The following is an example of an extension:
@transaction.atomic()def save_points(self,save=True): user = User.create('jj','inception','jj','1234') sp1 = transaction.savepoint() user.name = 'starting down the rabbit hole' user.save() user.stripe_id = 4 user.save() if save: transaction.savepoint_commit(sp1) else: transaction.savepoint_rollback(sp1) try: with transaction.atomic(): user.create('limbo','illbehere@forever','mind blown', '1111') if not save: raise DatabaseError except DatabaseError: pass
Here we can see that after processing the save point, we use the context management area of "thetransaction. atomic" to erase the user we created "limbo. When context management is called, it creates a save point (because we are already in the transaction ), at the same time, this save point will be executed or rolled back based on the existing context manager.

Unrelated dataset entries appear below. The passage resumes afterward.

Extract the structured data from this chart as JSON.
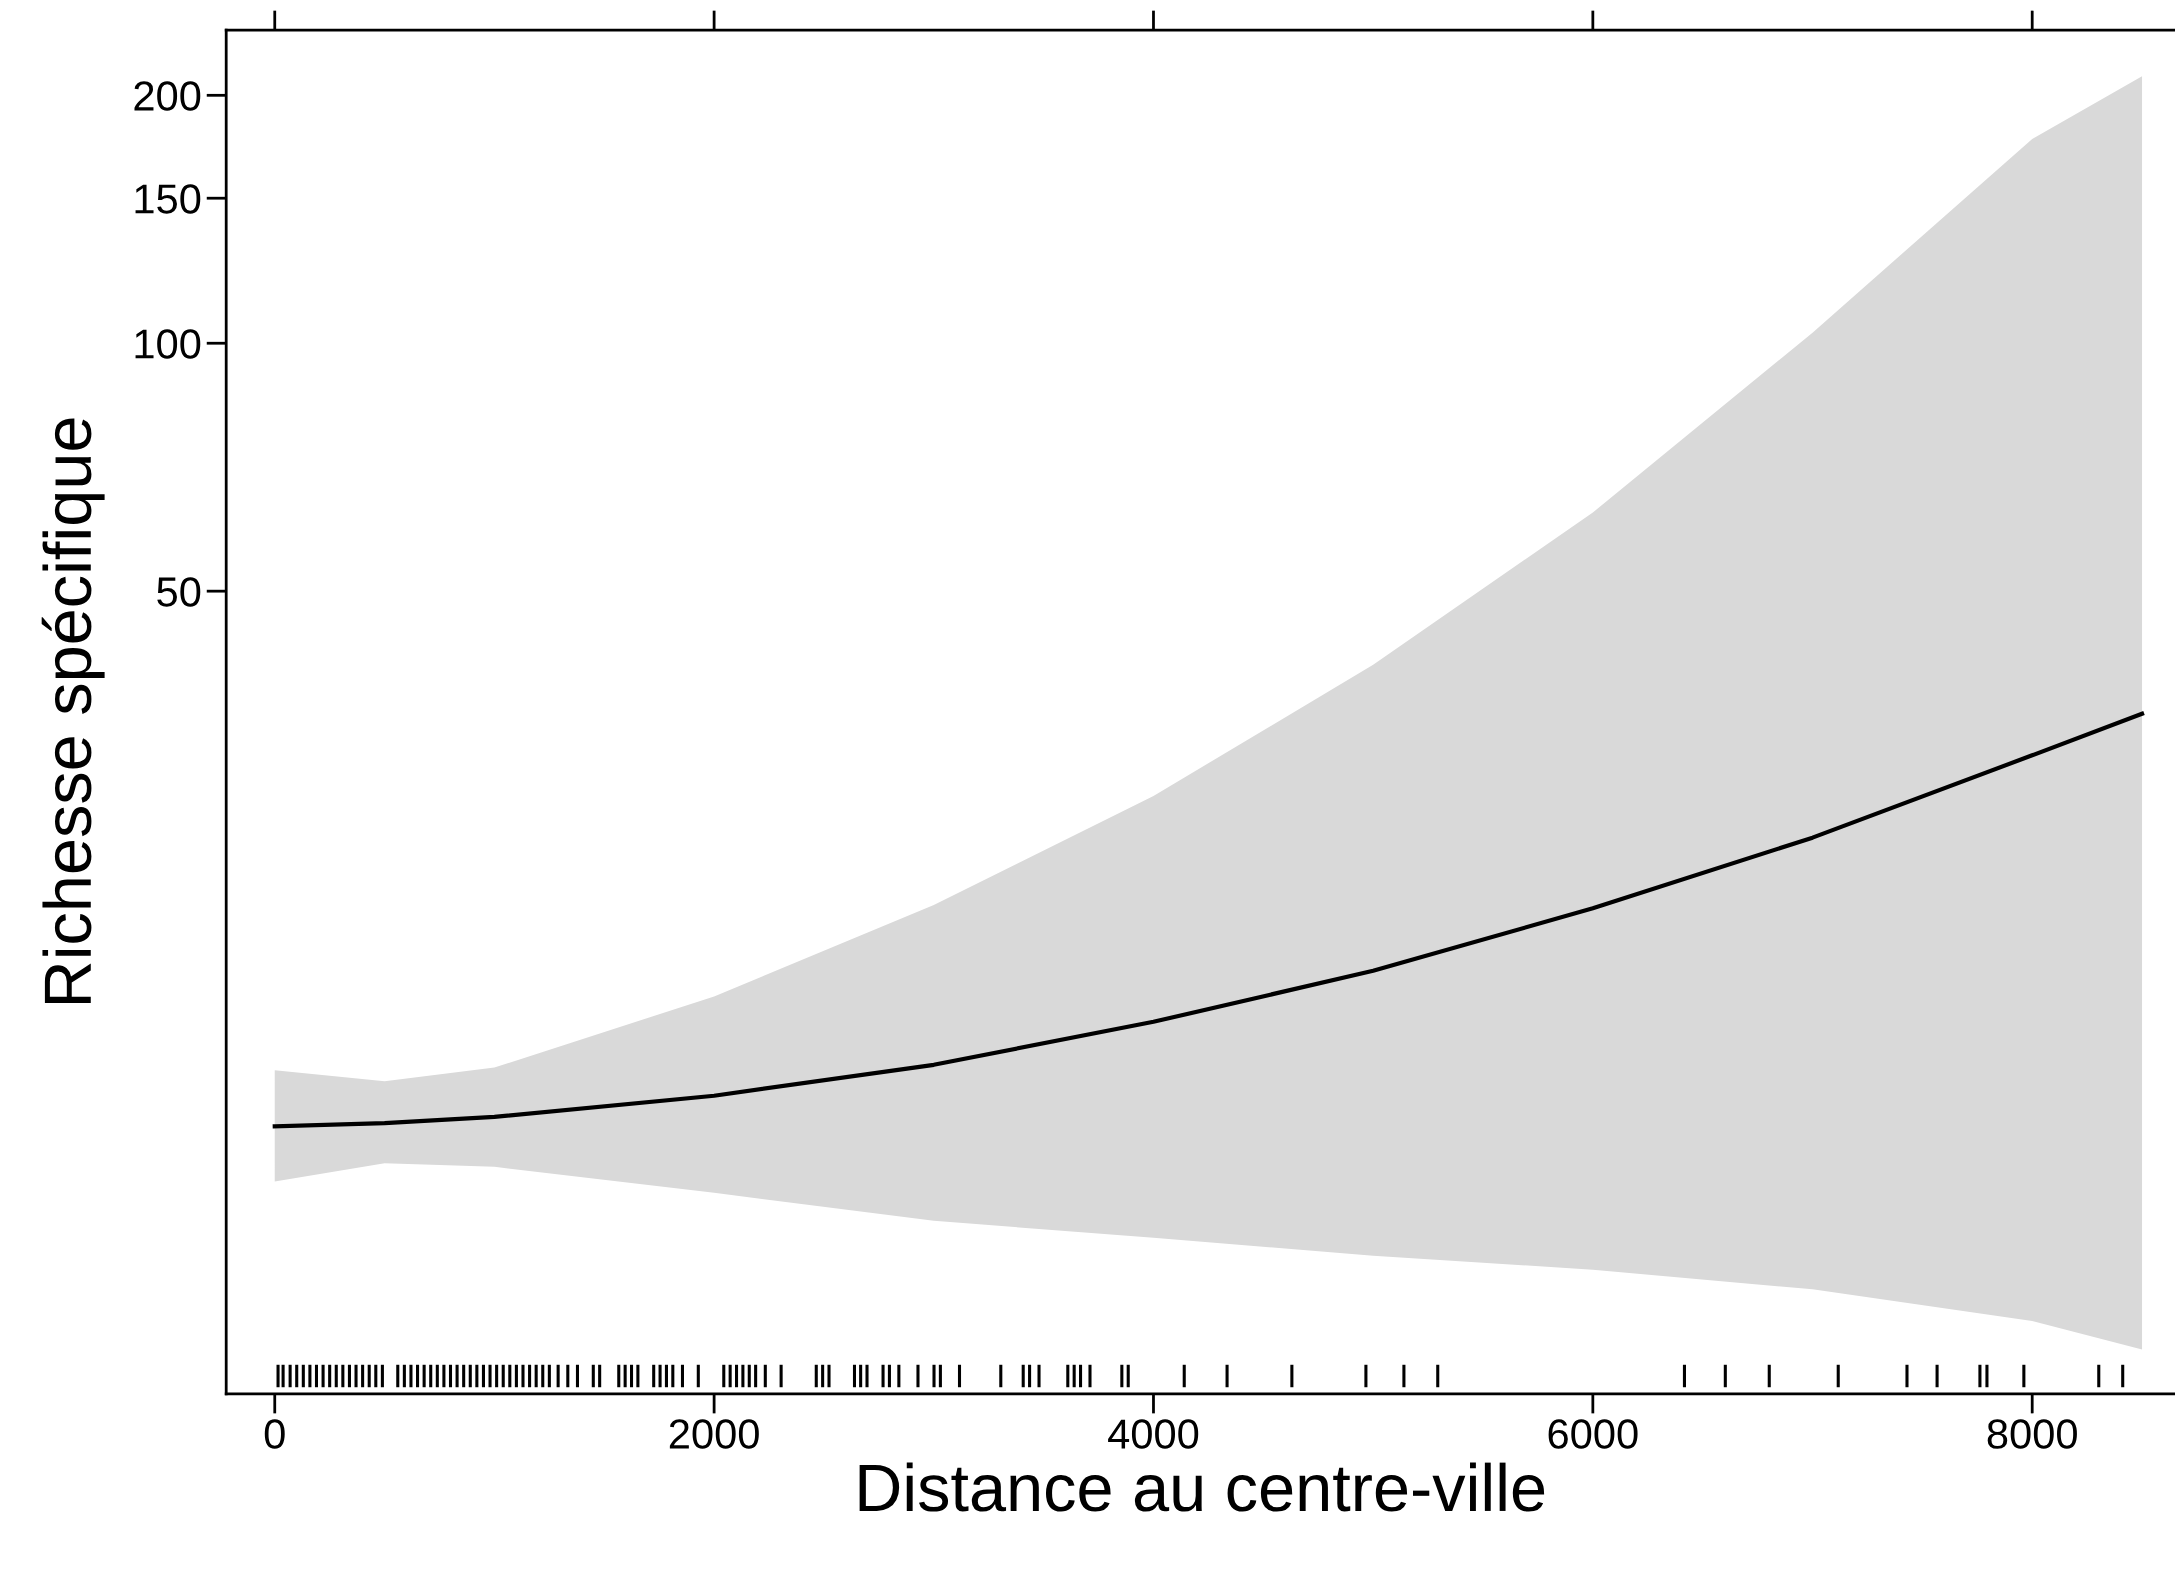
{
  "chart_data": {
    "type": "line",
    "xlabel": "Distance au centre-ville",
    "ylabel": "Richesse spécifique",
    "log": "y",
    "grid": false,
    "xlim": [
      -221,
      8650
    ],
    "ylim": [
      5.3,
      240
    ],
    "xticks": [
      0,
      2000,
      4000,
      6000,
      8000
    ],
    "yticks": [
      50,
      100,
      150,
      200
    ],
    "series": [
      {
        "color": "#000000",
        "x": [
          0,
          500,
          1000,
          2000,
          3000,
          4000,
          5000,
          6000,
          7000,
          8000,
          8500
        ],
        "values": [
          11.2,
          11.3,
          11.5,
          12.2,
          13.3,
          15.0,
          17.3,
          20.6,
          25.1,
          31.6,
          35.5
        ],
        "lower": [
          9.6,
          10.1,
          10.0,
          9.3,
          8.6,
          8.2,
          7.8,
          7.5,
          7.1,
          6.5,
          6.0
        ],
        "upper": [
          13.1,
          12.7,
          13.2,
          16.1,
          20.8,
          28.2,
          40.7,
          62.3,
          103,
          177,
          211
        ]
      },
      {
        "type": "bar",
        "color": "#000000",
        "base": [
          5.4,
          5.4,
          5.4,
          5.4,
          5.4,
          5.4,
          5.4,
          5.4,
          5.4,
          5.4,
          5.4,
          5.4,
          5.4,
          5.4,
          5.4,
          5.4,
          5.4,
          5.4,
          5.4,
          5.4,
          5.4,
          5.4,
          5.4,
          5.4,
          5.4,
          5.4,
          5.4,
          5.4,
          5.4,
          5.4,
          5.4,
          5.4,
          5.4,
          5.4,
          5.4,
          5.4,
          5.4,
          5.4,
          5.4,
          5.4,
          5.4,
          5.4,
          5.4,
          5.4,
          5.4,
          5.4,
          5.4,
          5.4,
          5.4,
          5.4,
          5.4,
          5.4,
          5.4,
          5.4,
          5.4,
          5.4,
          5.4,
          5.4,
          5.4,
          5.4,
          5.4,
          5.4,
          5.4,
          5.4,
          5.4,
          5.4,
          5.4,
          5.4,
          5.4,
          5.4,
          5.4,
          5.4,
          5.4,
          5.4,
          5.4,
          5.4,
          5.4,
          5.4,
          5.4,
          5.4,
          5.4,
          5.4,
          5.4,
          5.4,
          5.4,
          5.4,
          5.4,
          5.4,
          5.4,
          5.4,
          5.4,
          5.4,
          5.4,
          5.4,
          5.4,
          5.4,
          5.4,
          5.4,
          5.4,
          5.4,
          5.4,
          5.4,
          5.4,
          5.4
        ],
        "x": [
          15,
          38,
          70,
          100,
          130,
          160,
          190,
          220,
          250,
          280,
          310,
          340,
          370,
          400,
          430,
          460,
          490,
          560,
          590,
          620,
          650,
          680,
          710,
          740,
          770,
          800,
          830,
          860,
          890,
          920,
          950,
          980,
          1010,
          1040,
          1070,
          1100,
          1130,
          1160,
          1190,
          1220,
          1250,
          1290,
          1334,
          1378,
          1450,
          1479,
          1566,
          1595,
          1624,
          1653,
          1725,
          1754,
          1783,
          1812,
          1856,
          1928,
          2044,
          2073,
          2102,
          2131,
          2160,
          2189,
          2233,
          2305,
          2465,
          2494,
          2523,
          2639,
          2667,
          2696,
          2769,
          2798,
          2841,
          2928,
          3001,
          3030,
          3117,
          3305,
          3407,
          3436,
          3479,
          3610,
          3639,
          3668,
          3711,
          3856,
          3885,
          4140,
          4335,
          4630,
          4967,
          5140,
          5294,
          6417,
          6603,
          6803,
          7117,
          7430,
          7567,
          7762,
          7794,
          7962,
          8303,
          8412
        ],
        "values": [
          0.35,
          0.35,
          0.35,
          0.35,
          0.35,
          0.35,
          0.35,
          0.35,
          0.35,
          0.35,
          0.35,
          0.35,
          0.35,
          0.35,
          0.35,
          0.35,
          0.35,
          0.35,
          0.35,
          0.35,
          0.35,
          0.35,
          0.35,
          0.35,
          0.35,
          0.35,
          0.35,
          0.35,
          0.35,
          0.35,
          0.35,
          0.35,
          0.35,
          0.35,
          0.35,
          0.35,
          0.35,
          0.35,
          0.35,
          0.35,
          0.35,
          0.35,
          0.35,
          0.35,
          0.35,
          0.35,
          0.35,
          0.35,
          0.35,
          0.35,
          0.35,
          0.35,
          0.35,
          0.35,
          0.35,
          0.35,
          0.35,
          0.35,
          0.35,
          0.35,
          0.35,
          0.35,
          0.35,
          0.35,
          0.35,
          0.35,
          0.35,
          0.35,
          0.35,
          0.35,
          0.35,
          0.35,
          0.35,
          0.35,
          0.35,
          0.35,
          0.35,
          0.35,
          0.35,
          0.35,
          0.35,
          0.35,
          0.35,
          0.35,
          0.35,
          0.35,
          0.35,
          0.35,
          0.35,
          0.35,
          0.35,
          0.35,
          0.35,
          0.35,
          0.35,
          0.35,
          0.35,
          0.35,
          0.35,
          0.35,
          0.35,
          0.35,
          0.35,
          0.35
        ]
      }
    ]
  }
}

The following two test cases describe this article:
def test_savepoint_rollbacks(self): self.save_points(False) #verify that everything was stored users = User.objects.filter(email="inception") self.assertEquals(len(users), 1) #savepoint was rolled back so we should have original values self.assertEquals(users[0].stripe_id, '') self.assertEquals(users[0].name, 'jj') #this save point was rolled back because of DatabaseError limbo = User.objects.filter(email="illbehere@forever") self.assertEquals(len(limbo),0) def test_savepoint_commit(self): self.save_points(True) #verify that everything was stored users = User.objects.filter(email="inception") self.assertEquals(len(users), 1) #savepoint was committed self.assertEquals(users[0].stripe_id, '4') self.assertEquals(users[0].name, 'starting down the rabbit hole') #save point was committed by exiting the context_manager without an exception limbo = User.objects.filter(email="illbehere@forever") self.assertEquals(len(limbo),1)
Therefore, in reality, you can use an atom or create a storage point in a transaction. When using atoms, you do not have to worry carefully about submission and rollback. when this happens, you can completely control the storage points.
Conclusion
If you have any previous experience in using Django's earlier version of transaction processing, you can see a lot of simpler transaction processing models. As follows, by default, the automatic submission function is also available. this is a good example. both Django and python are proud to provide the "rational" default value. For so many systems, you do not need to process transactions directly. I only want the "auto-submit function" to complete the job, but if you do, I hope this post will provide the transaction processing you need to manage in Django like an expert.